Hamma Ag Mahmoud rejoint la coalition de l’imam Dicko : un tournant politique pour le Mali

Hamma Ag Mahmoud rejoint la coalition de l’imam Dicko : un tournant politique pour le Mali

L’ancien ministre malien Hamma Ag Mahmoud, figure historique de l’administration nationale, a officiellement annoncé son ralliement à la Coalition des forces pour la République (CFR), dirigée par l’imam Dicko. Cette alliance marque un tournant dans le paysage politique malien, alors que le pays traverse une période de profonde crise institutionnelle et sociale.

Ancien membre du gouvernement du général Moussa Traoré entre 1986 et 1988, où il occupait le poste de ministre du Travail et de la Fonction publique, Hamma Ag Mahmoud a ensuite été préfet dans plusieurs régions clés du Mali, dont Sikasso, Koulikoro, Ségou, Gao et Tombouctou. Son engagement politique s’est ensuite tourné vers le Mouvement national de libération de l’Azawad (MNLA) lors de la rébellion de 2012, où il a joué un rôle actif dans la négociation de l’accord de paix de 2015 entre les groupes armés et l’État malien.

Portrait de Hamma Ag Mahmoud

Un diagnostic sans concession de la situation malienne

Installé en Mauritanie depuis 2011, Hamma Ag Mahmoud a vivement critiqué la gestion politique du Mali ces dernières années. « Nous traversons une période de crise majeure, le pays est en pleine désintégration », a-t-il déclaré. Pour lui, la solution réside dans l’union de tous les Maliens autour d’un projet de société commun. « La CFR a pris les devants, mais tous les Maliens doivent la rejoindre pour organiser une conférence nationale capable de corriger les erreurs du passé », a-t-il insisté.
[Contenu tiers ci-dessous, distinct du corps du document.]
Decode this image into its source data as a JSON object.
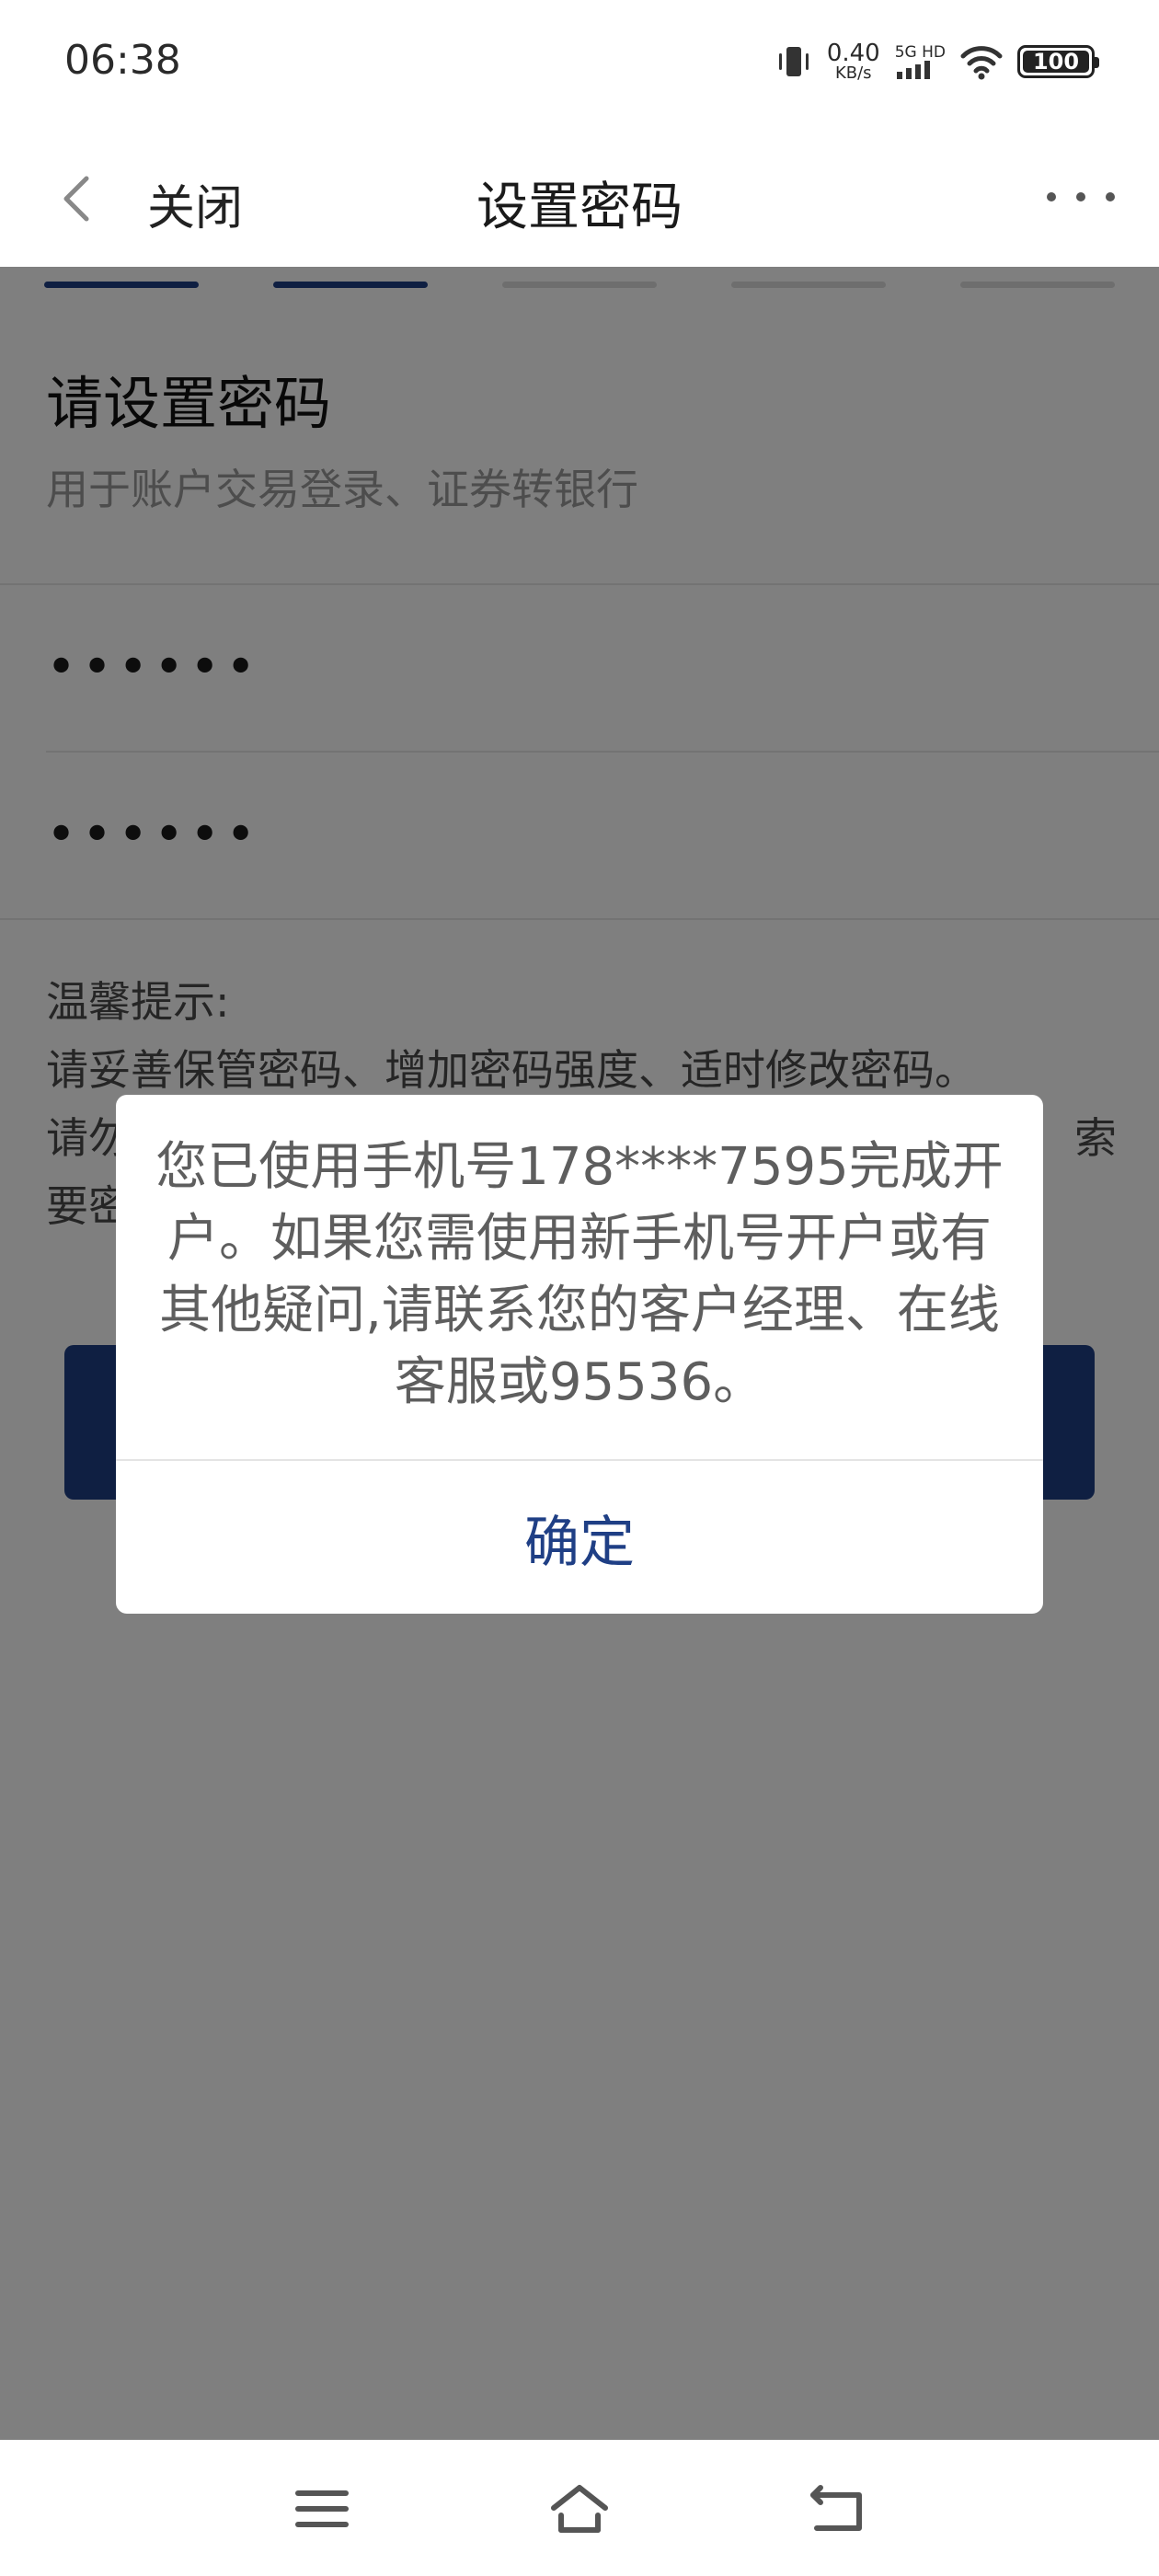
{
  "status_bar": {
    "time": "06:38",
    "net_speed_value": "0.40",
    "net_speed_unit": "KB/s",
    "network_type": "5G HD",
    "battery": "100",
    "icons": [
      "vibrate-icon",
      "signal-icon",
      "wifi-icon",
      "battery-icon"
    ]
  },
  "header": {
    "close_label": "关闭",
    "title": "设置密码",
    "icons": [
      "back-chevron-icon",
      "more-icon"
    ]
  },
  "progress": {
    "total_steps": 5,
    "completed_steps": 2,
    "active_color": "#1f3f85",
    "inactive_color": "#dcdcdc"
  },
  "form": {
    "heading": "请设置密码",
    "subheading": "用于账户交易登录、证券转银行",
    "password_value": "••••••",
    "confirm_password_value": "••••••",
    "tips": {
      "title": "温馨提示:",
      "line1": "请妥善保管密码、增加密码强度、适时修改密码。",
      "line2_prefix": "请勿",
      "line2_suffix": "索",
      "line3_prefix": "要密"
    }
  },
  "dialog": {
    "message": "您已使用手机号178****7595完成开户。如果您需使用新手机号开户或有其他疑问,请联系您的客户经理、在线客服或95536。",
    "confirm_label": "确定"
  },
  "nav_bar": {
    "icons": [
      "menu-icon",
      "home-icon",
      "back-icon"
    ]
  },
  "colors": {
    "brand": "#1f3f85",
    "overlay": "rgba(0,0,0,0.5)"
  }
}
Selon lui, les crises successives que connaît le Mali – rébellions, montée des groupes jihadistes – sont directement liées à l’échec de la classe politique. « Les Maliens ont besoin d’un projet politique inclusif, où chacun puisse se reconnaître », a-t-il souligné, avant d’ajouter : « Si vous voyez des rébellions et des groupes islamistes au Mali, c’est parce que la classe politique a failli à sa mission ».

Dialogue avec les groupes armés : une piste pour la réconciliation ?

La CFR propose d’engager un dialogue avec les groupes armés, y compris ceux liés à al-Qaïda, comme le Jnim, afin de mettre fin aux violences. Une position qui suscite des interrogations, voire des craintes, parmi la population malienne. « Associer ces groupes à un projet commun permettrait de mettre fin à ces conflits », affirme Hamma Ag Mahmoud. Selon lui, la restauration d’une bonne gouvernance éliminerait les conditions propices au jihadisme et aux rébellions.

Le Jnim, bien qu’il ait récemment modifié son discours pour se présenter comme un acteur politique défendant la souveraineté du Mali, reste attaché à l’instauration de la charia. Une telle négociation, dans un cadre républicain, est-elle envisageable ? Pour l’ancien administrateur civil, la réponse est sans équivoque : « Bien sûr, il faut appliquer tous les principes démocratiques – égalité, justice – en associant tous les Maliens ».

Vers une refonte du système politique malien ?

Le ralliement de Hamma Ag Mahmoud à la CFR s’inscrit dans un contexte où les appels à une refonte profonde du système politique malien se multiplient. La coalition, portée par l’imam Dicko, mise sur une mobilisation citoyenne pour impulser un nouveau départ. Reste à savoir si cette initiative parviendra à rassembler au-delà des clivages actuels.